On July 18, 2012, when the managing director of the plant died in a suspicious fire accident amidst the violent rift between the management and the workers, 147 workers were jailed on murder charges, out of which around 30 are still in jail. Most of them were part of the union which was already struggling against the company’s regulations, the main being the good conduct bond.

The struggle is shown in a Kafkaesque sense, where the lives of the Maruti workers outside jail, and also the ‘absent’ faces inside, are intertwined in personal turmoil as well as with the district and High Court. The one-and-a-half hour long film follows their daily lives and their journey which is close to K’s journey to the castle in The Castle by Franz Kafka. It is disheartening and painful to see families of those whose monthly income was nothing more than Rs 8,000 to Rs 10,000 losing their only earning member to a “not a strong case.”

On one hand we see Maruti Suzuki gaining more shares in the country with a car rolling out of the plant every 50 seconds, on the other hand we hear the story of these struggling workers who worked for eight hours a day, with 30 minutes recess (which they claimed to be 10 minutes) and a seven minute tea break.

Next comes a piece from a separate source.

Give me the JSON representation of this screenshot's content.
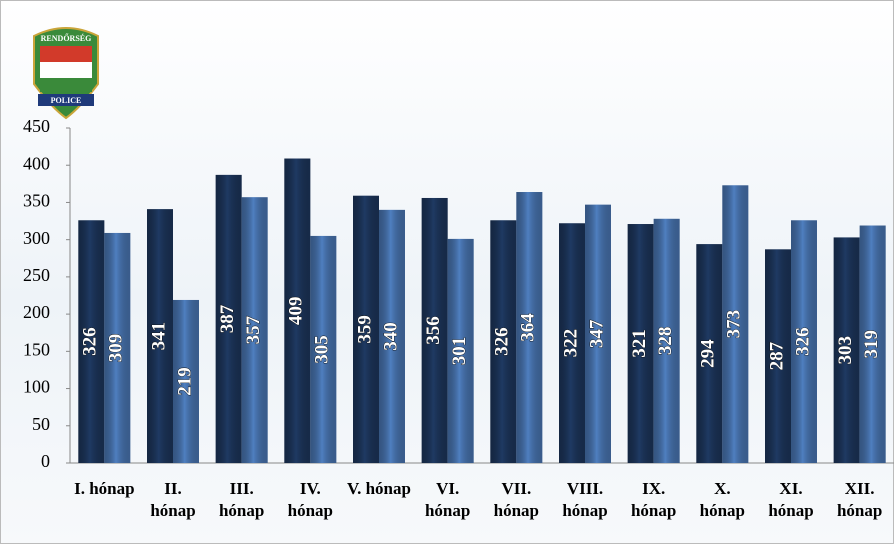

Though the jail and courtrooms were always talked about, there are no shots from inside the jail or the courtroom in the film. “This was done on purpose. I wanted to show only the outside of the jail and how there’s more struggle outside that structure,” says Rahul Roy, director.

Even if the jailed unionists are ‘absent’ on screen, their semblance is felt throughout the film. In one shot a wife receives a letter from her husband in jail, who declares his love for her and also the struggle.

When one starts understanding the discrepancies of the famous tarik pe tarik system of the judicial system in India, Roy takes us through the environmental hazards the Maruti Suzuki plant caused over the years. The most dangerous one being the blocked rainwater trails which joined the Yamuna before the plant was constructed right on top of four such trails. The environmental hazard leads us to square one — the government — that allotted the land to Maruti Suzuki where these trails moved freely. The film is observational, where one sees facts, and they are not narrated or projected in texts.